If it is a tech company, definitely the possibilities are large. If it’s a pure content company, maybe restrictive but we are open to any kind of structuring that is comfortable to both us and to the strategic partner from a long-term perspective.
How do you see Zee after it has got that strategic partner? Will it be something like Amazon Prime or like Netflix, will it be something more than all these. Do you see a group like Rupert Murdoch. What is the end vision?
I think the end vision is to be truly a media conglomerate from the emerging markets catering to the entertainment world and not just to the South Asian diaspora across the world.
So you see yourself as both in content creation, content distribution and beyond television into the entire space of technology? Is that the vision?
Absolutely, that is what it is all about going forward.

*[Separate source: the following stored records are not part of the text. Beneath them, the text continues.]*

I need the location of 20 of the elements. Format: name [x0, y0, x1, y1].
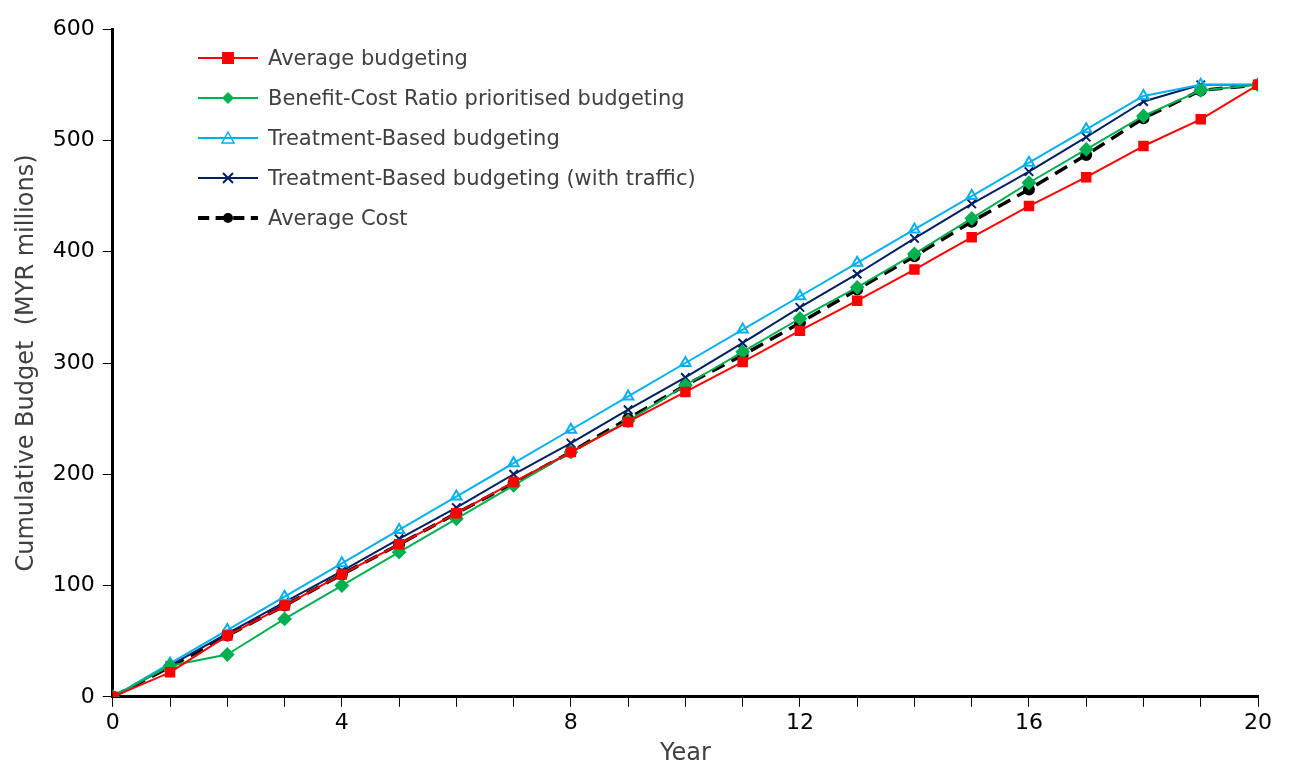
- x-tick-label: 20: [1244, 708, 1272, 734]
- legend-label: Average budgeting: [268, 45, 468, 72]
- legend-label: Average Cost: [268, 205, 408, 232]
- x-tick-label: 12: [785, 708, 814, 734]
- y-tick-label: 400: [52, 237, 95, 263]
- y-tick-label: 600: [52, 14, 95, 40]
- x-tick-label: 16: [1014, 708, 1043, 734]
- y-tick-label: 0: [80, 682, 95, 708]
- y-tick-label: 500: [52, 126, 95, 152]
- y-tick-label: 100: [52, 571, 95, 597]
- x-tick-label: 4: [334, 708, 349, 734]
- y-tick-label: 300: [52, 348, 95, 374]
- legend-label: Benefit-Cost Ratio prioritised budgeting: [268, 85, 685, 112]
- y-axis-title: Cumulative Budget (MYR millions): [10, 154, 39, 572]
- legend-label: Treatment-Based budgeting (with traffic): [268, 165, 696, 192]
- legend-label: Treatment-Based budgeting: [268, 125, 560, 152]
- x-tick-label: 8: [563, 708, 578, 734]
- y-tick-label: 200: [52, 459, 95, 485]
- x-axis-title: Year: [658, 737, 711, 766]
- x-tick-label: 0: [105, 708, 120, 734]
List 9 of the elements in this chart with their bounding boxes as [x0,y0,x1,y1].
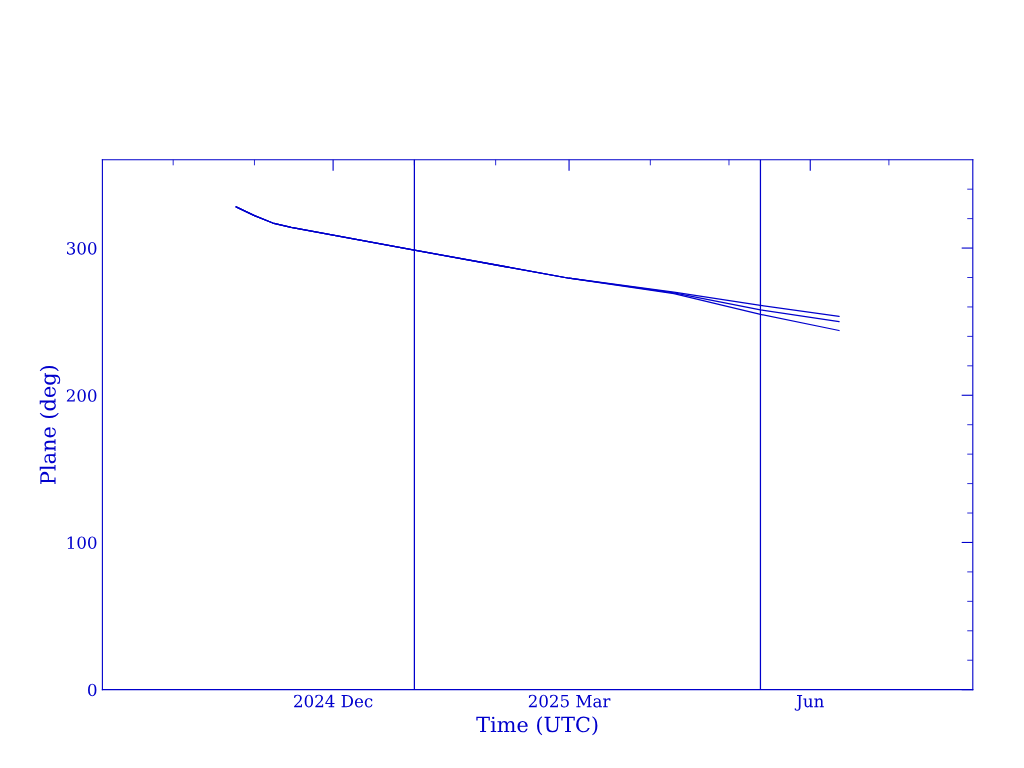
y-tick-label: 0 [88,683,97,697]
x-tick-label: 2024 Dec [294,694,373,708]
x-axis-title: Time (UTC) [476,716,598,736]
y-tick-label: 300 [67,242,97,255]
x-tick-label: Jun [794,695,824,711]
y-tick-label: 200 [66,389,97,402]
y-tick-label: 100 [67,536,97,550]
y-axis-title: Plane (deg) [39,365,61,484]
x-tick-label: 2025 Mar [528,694,611,708]
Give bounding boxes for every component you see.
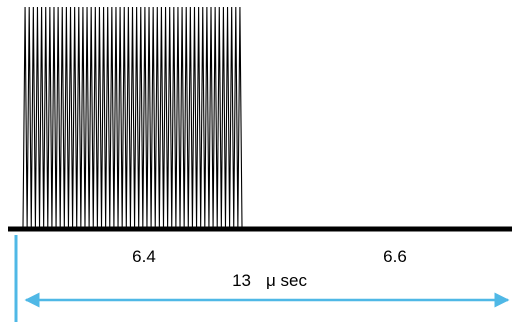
pulse-burst [22, 6, 243, 228]
burst-duration-label: 6.4 [132, 247, 156, 266]
period-unit-label: μ sec [266, 271, 307, 290]
gap-duration-label: 6.6 [383, 247, 407, 266]
period-label: 13 [232, 271, 251, 290]
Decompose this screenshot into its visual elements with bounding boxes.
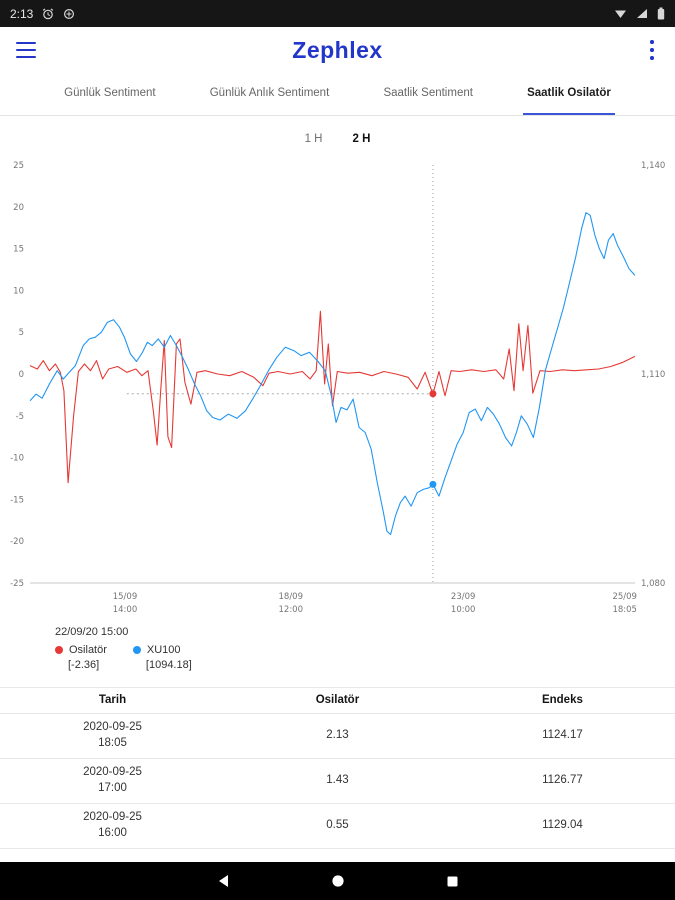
cell-signal-icon [636, 8, 648, 19]
table-row[interactable]: 2020-09-25 18:05 2.13 1124.17 [0, 714, 675, 759]
osilator-chart[interactable]: 25 20 15 10 5 0 -5 -10 -15 -20 -25 1,140 1,110 1,080 1… [0, 155, 675, 620]
x-axis-tick: 10:00 [451, 605, 476, 615]
tab-bar: Günlük Sentiment Günlük Anlık Sentiment … [0, 73, 675, 116]
osilatör-line [29, 310, 636, 484]
alarm-icon [42, 8, 54, 20]
cell-tarih: 2020-09-25 17:00 [0, 765, 225, 796]
status-bar: 2:13 [0, 0, 675, 27]
legend-value: [-2.36] [68, 659, 100, 671]
battery-icon [657, 7, 665, 20]
x-axis-tick: 14:00 [113, 605, 138, 615]
cell-endeks: 1129.04 [542, 819, 583, 832]
x-axis-tick: 12:00 [279, 605, 304, 615]
app-title: Zephlex [292, 36, 383, 63]
data-saver-icon [63, 8, 75, 20]
legend-label: Osilatör [69, 644, 107, 656]
android-nav-bar [0, 862, 675, 900]
x-axis-tick: 18:05 [612, 605, 637, 615]
cell-time: 17:00 [98, 782, 127, 794]
tab-gunluk-sentiment[interactable]: Günlük Sentiment [60, 73, 159, 115]
left-axis-tick: 20 [13, 203, 24, 213]
cell-time: 18:05 [98, 737, 127, 749]
status-time: 2:13 [10, 6, 34, 21]
home-icon[interactable] [331, 874, 345, 888]
table-header-row: Tarih Osilatör Endeks [0, 687, 675, 714]
left-axis-tick: 15 [13, 245, 24, 255]
cell-osilator: 2.13 [326, 729, 349, 742]
legend-value: [1094.18] [145, 659, 192, 671]
legend: 22/09/20 15:00 Osilatör [-2.36] XU100 [1… [55, 626, 675, 671]
app-bar: Zephlex [0, 27, 675, 73]
cell-date: 2020-09-25 [83, 766, 142, 779]
left-axis-tick: -10 [10, 454, 24, 464]
left-axis-tick: 0 [19, 370, 24, 380]
x-axis-tick: 15/09 [113, 592, 138, 602]
right-axis-tick: 1,110 [641, 370, 665, 380]
selected-point-xu100 [429, 480, 437, 488]
left-axis-tick: 5 [19, 328, 24, 338]
cell-endeks: 1126.77 [542, 774, 583, 787]
back-icon[interactable] [217, 874, 230, 888]
left-axis-tick: -20 [10, 537, 24, 547]
range-2h-button[interactable]: 2 H [352, 133, 371, 145]
cell-osilator: 0.55 [326, 819, 349, 832]
cell-time: 16:00 [98, 827, 127, 839]
range-toggle: 1 H 2 H [0, 129, 675, 149]
tab-label: Saatlik Osilatör [527, 87, 611, 99]
tab-saatlik-sentiment[interactable]: Saatlik Sentiment [379, 73, 477, 115]
column-header-osilator: Osilatör [315, 693, 360, 706]
x-axis-tick: 23/09 [451, 592, 476, 602]
chart-canvas[interactable]: 25 20 15 10 5 0 -5 -10 -15 -20 -25 1,140 1,110 1,080 1… [0, 155, 675, 620]
right-axis-tick: 1,080 [641, 579, 665, 589]
legend-label: XU100 [146, 644, 181, 656]
recents-icon[interactable] [446, 875, 459, 888]
overflow-menu-icon[interactable] [643, 38, 661, 62]
left-axis-tick: -15 [10, 495, 24, 505]
wifi-icon [614, 8, 627, 19]
xu100-line [29, 212, 636, 536]
osilator-dot-icon [55, 646, 63, 654]
menu-icon[interactable] [16, 42, 36, 58]
cell-endeks: 1124.17 [542, 729, 583, 742]
data-table: Tarih Osilatör Endeks 2020-09-25 18:05 2… [0, 687, 675, 849]
cell-date: 2020-09-25 [83, 811, 142, 824]
table-row[interactable]: 2020-09-25 17:00 1.43 1126.77 [0, 759, 675, 804]
cell-date: 2020-09-25 [83, 721, 142, 734]
tab-gunluk-anlik-sentiment[interactable]: Günlük Anlık Sentiment [206, 73, 334, 115]
left-axis-tick: 25 [13, 161, 24, 171]
legend-item-xu100[interactable]: XU100 [1094.18] [132, 644, 192, 671]
xu100-dot-icon [132, 646, 141, 654]
x-axis-tick: 18/09 [279, 592, 304, 602]
cell-tarih: 2020-09-25 18:05 [0, 720, 225, 751]
selected-point-osilator [429, 390, 437, 398]
tab-label: Saatlik Sentiment [383, 87, 473, 99]
table-row[interactable]: 2020-09-25 16:00 0.55 1129.04 [0, 804, 675, 849]
tab-label: Günlük Anlık Sentiment [209, 87, 330, 99]
selected-timestamp: 22/09/20 15:00 [55, 626, 129, 638]
tab-saatlik-osilator[interactable]: Saatlik Osilatör [523, 73, 615, 115]
column-header-tarih: Tarih [98, 693, 127, 706]
column-header-endeks: Endeks [541, 693, 583, 706]
legend-item-osilator[interactable]: Osilatör [-2.36] [55, 644, 107, 671]
left-axis-tick: -25 [10, 579, 24, 589]
cell-tarih: 2020-09-25 16:00 [0, 810, 225, 841]
left-axis-tick: -5 [16, 412, 24, 422]
tab-label: Günlük Sentiment [64, 87, 156, 99]
right-axis-tick: 1,140 [641, 161, 665, 171]
cell-osilator: 1.43 [326, 774, 349, 787]
range-1h-button[interactable]: 1 H [304, 133, 323, 145]
x-axis-tick: 25/09 [612, 592, 637, 602]
left-axis-tick: 10 [13, 286, 24, 296]
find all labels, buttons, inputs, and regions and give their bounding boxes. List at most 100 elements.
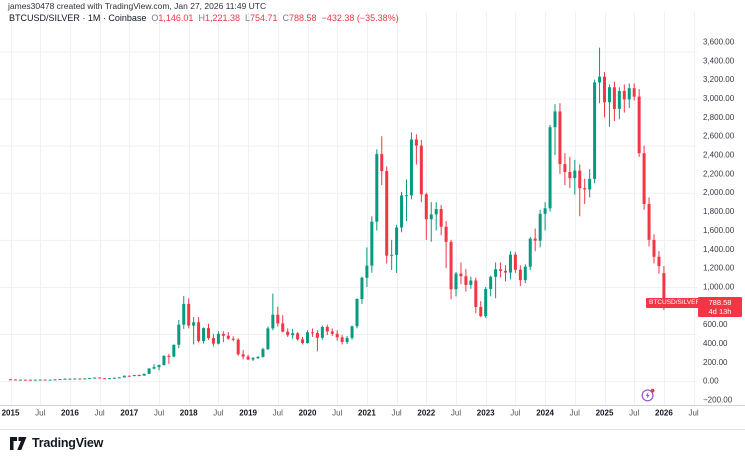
time-axis-label[interactable]: 2022 bbox=[417, 409, 435, 418]
tradingview-logo-text: TradingView bbox=[32, 436, 104, 450]
candle-body bbox=[98, 377, 102, 379]
time-axis-label[interactable]: 2023 bbox=[477, 409, 495, 418]
candle-body bbox=[122, 375, 126, 378]
candle-body bbox=[350, 326, 354, 338]
time-axis-label[interactable]: 2021 bbox=[358, 409, 376, 418]
price-axis-label[interactable]: 0.00 bbox=[703, 377, 719, 386]
realtime-status-icon[interactable] bbox=[641, 388, 656, 403]
price-axis-label[interactable]: 2,400.00 bbox=[703, 151, 735, 160]
price-axis-label[interactable]: 1,400.00 bbox=[703, 245, 735, 254]
high-label: H bbox=[198, 13, 205, 23]
time-axis-label[interactable]: Jul bbox=[510, 409, 520, 418]
time-axis-label[interactable]: Jul bbox=[451, 409, 461, 418]
candle-body bbox=[296, 333, 300, 340]
candle-body bbox=[286, 331, 290, 336]
candle-body bbox=[622, 90, 626, 100]
price-axis-label[interactable]: 1,600.00 bbox=[703, 226, 735, 235]
price-axis-label[interactable]: 2,000.00 bbox=[703, 188, 735, 197]
candle-body bbox=[28, 379, 32, 381]
candle-body bbox=[18, 379, 22, 381]
candle-body bbox=[117, 377, 121, 379]
time-axis-label[interactable]: Jul bbox=[570, 409, 580, 418]
price-axis-label[interactable]: 3,600.00 bbox=[703, 38, 735, 47]
candle-body bbox=[13, 379, 17, 381]
time-axis-label[interactable]: 2017 bbox=[120, 409, 138, 418]
candle-body bbox=[147, 368, 151, 374]
time-axis-label[interactable]: 2015 bbox=[2, 409, 20, 418]
candle-body bbox=[172, 344, 176, 357]
candle-body bbox=[246, 356, 250, 360]
candle-body bbox=[162, 355, 166, 366]
candle-body bbox=[43, 379, 47, 381]
candle-body bbox=[291, 333, 295, 336]
candle-body bbox=[231, 338, 235, 340]
candle-body bbox=[533, 238, 537, 241]
time-axis-label[interactable]: Jul bbox=[629, 409, 639, 418]
time-axis-label[interactable]: 2019 bbox=[239, 409, 257, 418]
open-value: 1,146.01 bbox=[158, 13, 194, 23]
chart-legend[interactable]: BTCUSD/SILVER · 1M · Coinbase O1,146.01 H1… bbox=[9, 13, 399, 23]
time-axis-label[interactable]: 2025 bbox=[596, 409, 614, 418]
price-axis-label[interactable]: 2,800.00 bbox=[703, 113, 735, 122]
candle-body bbox=[177, 324, 181, 345]
candle-body bbox=[63, 378, 67, 380]
time-axis-label[interactable]: 2020 bbox=[299, 409, 317, 418]
candle-body bbox=[276, 314, 280, 324]
time-axis-label[interactable]: Jul bbox=[332, 409, 342, 418]
time-axis-label[interactable]: Jul bbox=[35, 409, 45, 418]
candle-body bbox=[419, 145, 423, 195]
candle-body bbox=[167, 355, 171, 357]
time-axis-label[interactable]: Jul bbox=[273, 409, 283, 418]
time-axis-label[interactable]: 2024 bbox=[536, 409, 554, 418]
candle-body bbox=[88, 378, 92, 380]
candle-body bbox=[632, 88, 636, 97]
time-axis-label[interactable]: 2016 bbox=[61, 409, 79, 418]
low-value: 754.71 bbox=[250, 13, 278, 23]
candle-body bbox=[256, 356, 260, 359]
candle-body bbox=[603, 76, 606, 103]
candle-body bbox=[652, 239, 656, 257]
price-axis-label[interactable]: 1,000.00 bbox=[703, 282, 735, 291]
price-axis-label[interactable]: 600.00 bbox=[703, 320, 728, 329]
candle-body bbox=[612, 87, 616, 109]
candle-body bbox=[637, 96, 641, 154]
candle-body bbox=[513, 254, 517, 270]
chart-canvas[interactable]: 3,600.00 3,400.00 3,200.00 3,000.00 2,800.00… bbox=[0, 0, 745, 430]
tradingview-logo[interactable]: TradingView bbox=[10, 436, 103, 450]
price-axis-label[interactable]: 1,800.00 bbox=[703, 207, 735, 216]
time-axis-label[interactable]: Jul bbox=[213, 409, 223, 418]
candle-body bbox=[568, 172, 572, 179]
candle-body bbox=[315, 332, 319, 338]
open-label: O bbox=[151, 13, 159, 23]
candle-body bbox=[642, 153, 646, 205]
price-axis-label[interactable]: 2,200.00 bbox=[703, 169, 735, 178]
price-axis-label[interactable]: −200.00 bbox=[703, 396, 733, 405]
candle-body bbox=[137, 375, 141, 377]
tradingview-logo-mark bbox=[10, 436, 27, 450]
price-axis-label[interactable]: 200.00 bbox=[703, 358, 728, 367]
candle-body bbox=[395, 227, 399, 255]
candle-body bbox=[518, 269, 522, 281]
candle-body bbox=[444, 226, 448, 242]
candle-body bbox=[73, 378, 77, 380]
time-axis-label[interactable]: Jul bbox=[688, 409, 698, 418]
price-axis-label[interactable]: 2,600.00 bbox=[703, 132, 735, 141]
price-axis-label[interactable]: 3,200.00 bbox=[703, 75, 735, 84]
candle-body bbox=[405, 195, 408, 197]
candle-body bbox=[152, 367, 156, 369]
time-axis-label[interactable]: 2018 bbox=[180, 409, 198, 418]
price-axis-label[interactable]: 1,200.00 bbox=[703, 264, 735, 273]
symbol-title[interactable]: BTCUSD/SILVER · 1M · Coinbase bbox=[9, 13, 147, 23]
price-axis-label[interactable]: 400.00 bbox=[703, 339, 728, 348]
candle-body bbox=[310, 332, 314, 334]
time-axis-label[interactable]: Jul bbox=[391, 409, 401, 418]
time-axis-label[interactable]: Jul bbox=[154, 409, 164, 418]
price-axis-label[interactable]: 3,400.00 bbox=[703, 56, 735, 65]
candle-body bbox=[459, 273, 463, 277]
time-axis-label[interactable]: 2026 bbox=[655, 409, 673, 418]
last-price-value: 788.58 bbox=[708, 297, 732, 307]
price-axis-label[interactable]: 3,000.00 bbox=[703, 94, 735, 103]
time-axis-label[interactable]: Jul bbox=[94, 409, 104, 418]
candle-body bbox=[627, 88, 631, 100]
candle-body bbox=[261, 349, 265, 357]
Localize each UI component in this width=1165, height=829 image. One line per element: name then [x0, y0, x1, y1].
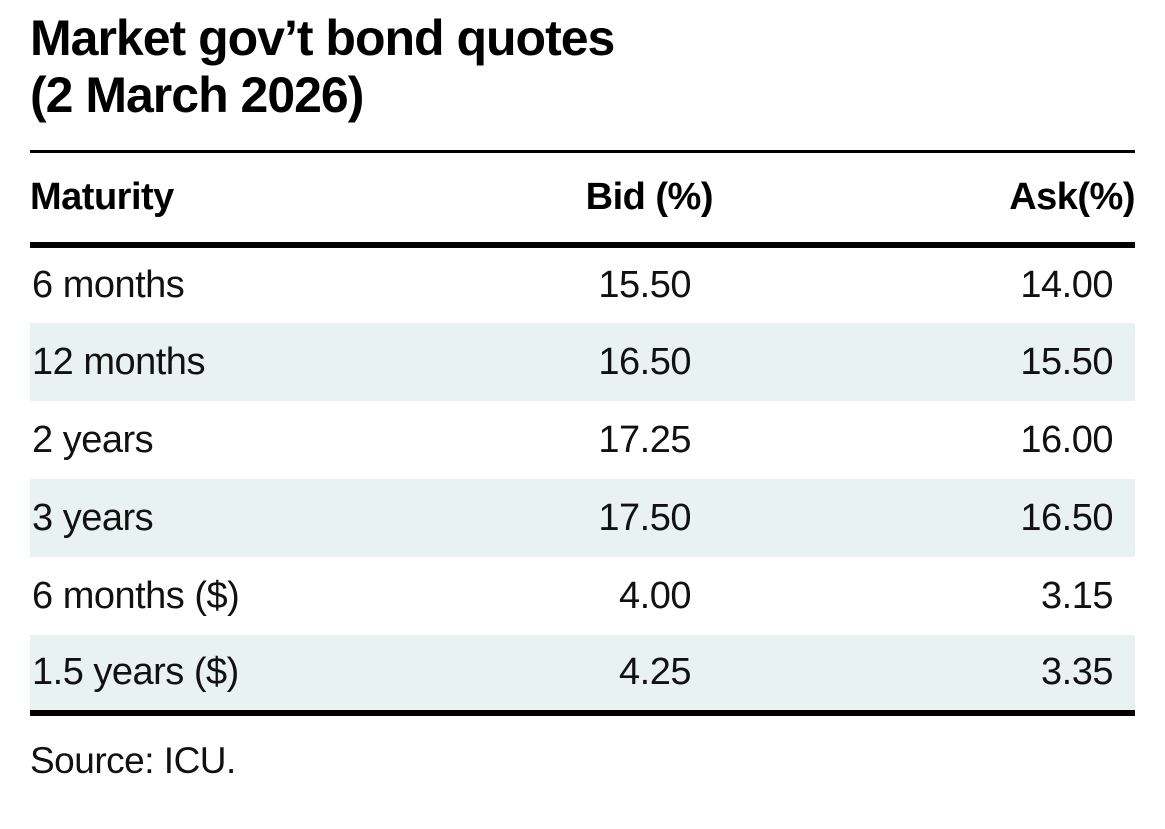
maturity-cell: 3 years [32, 496, 154, 539]
maturity-cell: 12 months [32, 340, 205, 383]
maturity-cell: 2 years [32, 418, 154, 461]
bid-cell: 15.50 [598, 264, 691, 306]
quotes-table-header: Maturity Bid (%) Ask(%) [30, 153, 1136, 248]
bond-quotes-figure: Market gov’t bond quotes (2 March 2026) … [30, 10, 1136, 781]
bid-cell: 4.25 [619, 651, 691, 693]
table-row: 6 months 15.50 14.00 [30, 245, 1135, 323]
ask-cell: 3.15 [1041, 574, 1113, 617]
bid-cell: 17.25 [598, 418, 691, 461]
figure-title-line2: (2 March 2026) [30, 67, 364, 123]
figure-title-line1: Market gov’t bond quotes [30, 10, 615, 66]
bid-cell: 16.50 [598, 340, 691, 383]
column-header-maturity: Maturity [30, 153, 390, 248]
header-row: Maturity Bid (%) Ask(%) [30, 153, 1136, 248]
table-body: 6 months 15.50 14.00 12 months 16.50 15.… [30, 245, 1135, 713]
table-row: 6 months ($) 4.00 3.15 [30, 557, 1135, 635]
maturity-cell: 6 months [32, 264, 185, 306]
ask-cell: 16.00 [1020, 418, 1113, 461]
ask-cell: 14.00 [1020, 264, 1113, 306]
ask-cell: 16.50 [1020, 496, 1113, 539]
column-header-ask: Ask(%) [713, 153, 1136, 248]
figure-title: Market gov’t bond quotes (2 March 2026) [30, 10, 1135, 124]
maturity-cell: 6 months ($) [32, 574, 240, 617]
ask-cell: 3.35 [1041, 651, 1113, 693]
table-row: 3 years 17.50 16.50 [30, 479, 1135, 557]
table-row: 12 months 16.50 15.50 [30, 323, 1135, 401]
quotes-table: Maturity Bid (%) Ask(%) 6 months 15.50 1… [30, 153, 1136, 716]
ask-cell: 15.50 [1020, 340, 1113, 383]
source-note: Source: ICU. [30, 740, 236, 781]
table-row: 2 years 17.25 16.00 [30, 401, 1135, 479]
maturity-cell: 1.5 years ($) [32, 651, 239, 693]
bid-cell: 17.50 [598, 496, 691, 539]
column-header-bid: Bid (%) [390, 153, 714, 248]
bid-cell: 4.00 [619, 574, 691, 617]
title-divider [30, 150, 1135, 153]
table-row: 1.5 years ($) 4.25 3.35 [30, 635, 1135, 713]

Few days back you were pretty bullish on the prospects for ZEE5, the prospects for ad revenue, for prospects of the business in general. What suddenly happened during the Diwali weekend that took place when the family sat down and decided strategy?
Nothing changed. The plans for ZEE5, the plans for Zee Entertainment stand intact; they stand to grow as is for us. We will continue to invest behind ZEE5, as we had talked about, but that is a strategy that is focused around the South Asian diaspora across the world. We truly believe that our global aspirations go beyond the South Asian diaspora and that is what has changed and that is where the family buy-in has come in and, therefore, we have chosen to make the announcement. Twenty days back I was talking about the results of Zee Entertainment, which in its standalone basis, will continue as it is.
How would you reassure them that the value of their share is going to only increase by March or April when the deal is struck?
I am still invested in the business and if I did not think that the value would increase, I would be selling 100 percent of my stock and not just up to 50 percent of it. I still believe that there is a lot of value to be built in Zee Entertainment as a company as a whole while it could be part of a larger group or even as on its own, we will be continuing to build value through ZEE5 strategy through the film production and distribution strategy and our live entertainment business strategy.